– Non, dit Lucien en distribuant des verres. On s'est donné du mal. On a même cherché sous l'arbre.
– Crétin, siffla Marc entre ses dents.
– Sous l'arbre? dit Alexandra. Cherché sous l'arbre?
– Ce n'est rien, dit Marc. Il déraille.
– Je ne crois pas qu'il déraille, dit Alexandra. Qu'est-ce que c'est? C'est ma tante, j'ai besoin de savoir!
À voix hachée, ravalant son exaspération contre Lucien, Marc raconta les épisodes de l'arbre. – Et vous en avez tous conclu que tante Sophia s'amusait quelque part avec Stelyos? dit Alexandra.
– Oui. Enfin presque, dit Marc. Je crois que le parrain – c'est mon oncle – n'est pas tout à fait d'accord. Moi, l'arbre me gêne toujours. Mais Sophia doit être partie quelque part. C'est sûr.
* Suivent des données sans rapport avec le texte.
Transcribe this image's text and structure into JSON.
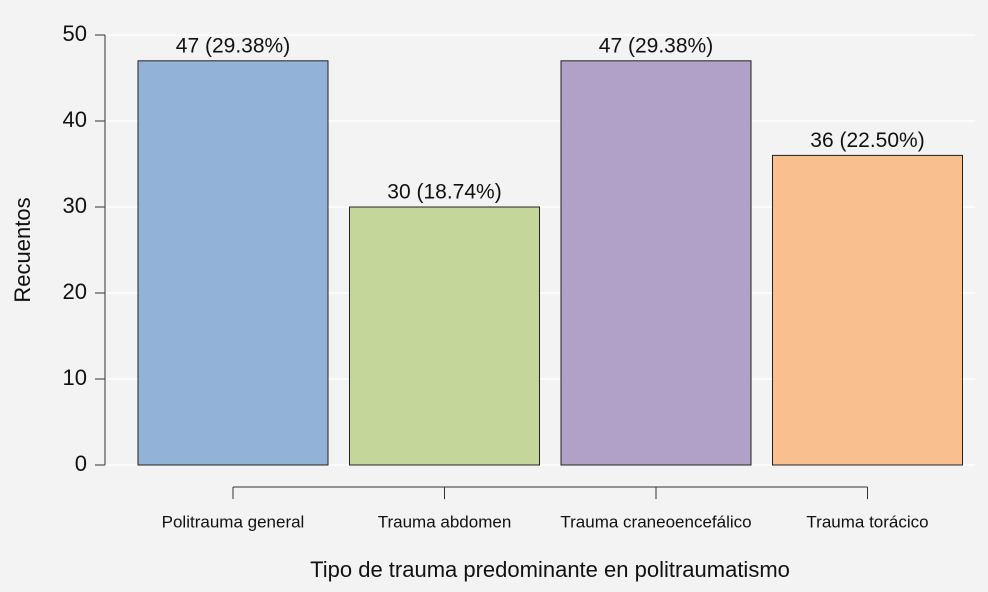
{
  "chart_data": {
    "type": "bar",
    "categories": [
      "Politrauma general",
      "Trauma abdomen",
      "Trauma craneoencefálico",
      "Trauma torácico"
    ],
    "values": [
      47,
      30,
      47,
      36
    ],
    "value_labels": [
      "47 (29.38%)",
      "30 (18.74%)",
      "47 (29.38%)",
      "36 (22.50%)"
    ],
    "colors": [
      "#92b2d7",
      "#c5d69a",
      "#b1a0c8",
      "#f9bf8f"
    ],
    "y_label": "Recuentos",
    "x_label": "Tipo de trauma predominante en politraumatismo",
    "ylim": [
      0,
      50
    ],
    "yticks": [
      0,
      10,
      20,
      30,
      40,
      50
    ],
    "grid": true
  }
}
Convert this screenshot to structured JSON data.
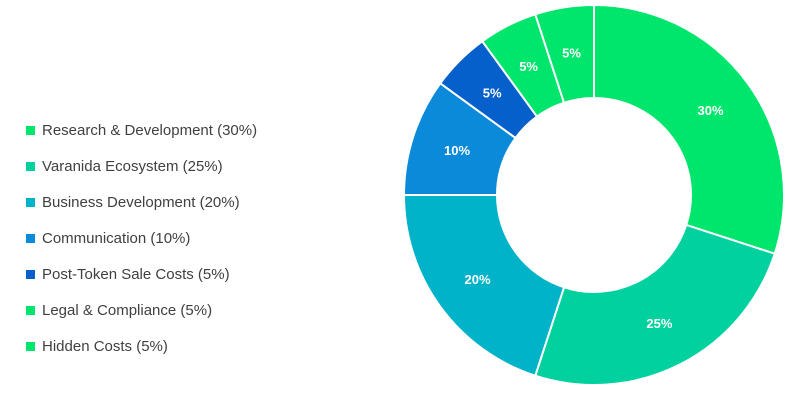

– Et moi, dit Alexandra, en frappant sur la table, je vous dis que c'est impossible. Même de Délos, tante Sophia m'aurait appelée pour m'avertir. On pouvait compter sur elle. En plus, elle aimait Pierre. Il lui est arrivé quelque chose! C'est certain! Vous ne me croyez pas? Les flics me croiront, eux! Il faut que j'aille voir les flics!
– Demain, dit Marc ébranlé. Vandoosler fera venir l'inspecteur Leguennec et vous témoignerez si vous voulez. Il reprendra même l'enquête si le parrain le demande. Je crois que le parrain s'arrange un peu comme il veut avec ce Leguennec. Ce sont de vieux copains de parties de cartes de baleinières en mer d'Irlande. Mais il faut que vous compreniez que Pierre Relivaux n'était pas si marrant que ça avec Sophia. Et il n'a pas fait de déclaration de disparition et il n'entend pas en faire. C'est son droit de laisser sa femme libre de ses mouvements. Les flics ne peuvent pas agir.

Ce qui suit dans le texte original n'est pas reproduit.